Samedi 23 mai, le musée de Stella ouvre gratuitement ses portes pour la Nuit européenne des musées. Une soirée festive pour découvrir des collections patrimoniales autrement, à travers visites, expositions et à la dernière littérature présente "Léritaz nout zansèt Stella", un ouvrage tout à fait exceptionnel, rédigé par un ancien ouvrier d'usine (Photo : Stephan Laï-Yu/www.imazpress.com)
Cette nuit européenne des musées vient marquer ici, symboliquement les 48 ans d'une usine sucrière fermée en 1978. L'occasion vous est donnée de vous immerger dans le beau musée de Stella avec des spectacles, des concerts, diverses animations et des ateliers qui viendront également illustrer l'un des pans les plus vivants de notre héritage culturel de l'usine sucrière devenue Musée.
Pour cette occasion, la soirée va s'articuler autour de plusieurs temps forts, avec les travaux des élèves CE1 de l'école primaire de Stella de Mme Wendy Zitte dont une démarche de partage et d'échanges sont prévues avec le public présent. Fruit d'une collaboration avec les talents de l’artiste peintre Florence Vitry avec le moulage des visages, collages, travaux réalisés à partir des empreintes originales....
L'exposition « les engagés du sucre » qui révèle l’histoire méconnue de l’engagisme, née après l’abolition de l’esclavage, les diverses animations musicales, expositions, danse, théâtre Cie Lantouraz..etc font parties du programme.
Il y aura aussi les travaux des étudiant(e)s de 2ème année du lycée Ambroise Vollard de la filière DNMADE (Diplôme National des Métiers d'Art et du Désign) qui ont travaillé sur la conception d’un dépliant qui permettra désormais aux visiteurs de mieux comprendre le processus de la fabrication du sucre à partir des divers appareils et machines visibles encore au musée.
Le voyage poétique de fonnkèr avec Solilokèr suivi de la dédicace du livre "Léritaz nout zansèt - Stella" édité par Komkifo éditions dont l’auteur revient sur la fermeture de l’usine sucrière de Stella et les traumatismes vécus par les ouvriers de l'époque.
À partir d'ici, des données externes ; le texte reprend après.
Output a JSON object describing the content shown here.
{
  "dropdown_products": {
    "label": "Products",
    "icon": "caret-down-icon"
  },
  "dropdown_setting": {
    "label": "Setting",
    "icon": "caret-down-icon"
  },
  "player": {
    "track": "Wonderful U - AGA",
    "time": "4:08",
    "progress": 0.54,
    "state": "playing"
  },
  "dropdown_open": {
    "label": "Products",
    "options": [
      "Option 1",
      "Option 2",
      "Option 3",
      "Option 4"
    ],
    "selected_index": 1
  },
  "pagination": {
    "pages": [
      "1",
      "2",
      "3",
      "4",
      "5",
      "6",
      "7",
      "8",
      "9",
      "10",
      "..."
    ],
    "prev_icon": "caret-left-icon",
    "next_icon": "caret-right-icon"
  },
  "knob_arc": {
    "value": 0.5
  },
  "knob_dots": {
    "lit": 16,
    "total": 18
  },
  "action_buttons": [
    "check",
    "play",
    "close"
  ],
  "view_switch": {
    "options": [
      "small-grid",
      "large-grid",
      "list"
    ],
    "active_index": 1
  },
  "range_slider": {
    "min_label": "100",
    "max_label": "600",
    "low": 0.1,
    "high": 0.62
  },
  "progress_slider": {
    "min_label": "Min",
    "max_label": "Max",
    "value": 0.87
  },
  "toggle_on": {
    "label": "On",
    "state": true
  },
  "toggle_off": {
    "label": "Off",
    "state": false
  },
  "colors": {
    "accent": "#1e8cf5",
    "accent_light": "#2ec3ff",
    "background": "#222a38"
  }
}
Un travail de mémoire qu'un ancien ouvrier de cette usine vous fera part en exclusivité à la boutique du Musée lors des dédicaces (source du musée).
En finalité, en renouant avec cette nouvelle lumière du Musée ce samedi, cela pourrait se révéler être bénéfique pour nous tous aujourd'hui comme pour les générations de demain. Une couleur exceptionnelle du Musée qui marque aussi les 25 ans de la loi de Christiane Taubira qui reconnaît la traite et l'esclavage en tant que crimes contre l'humanité.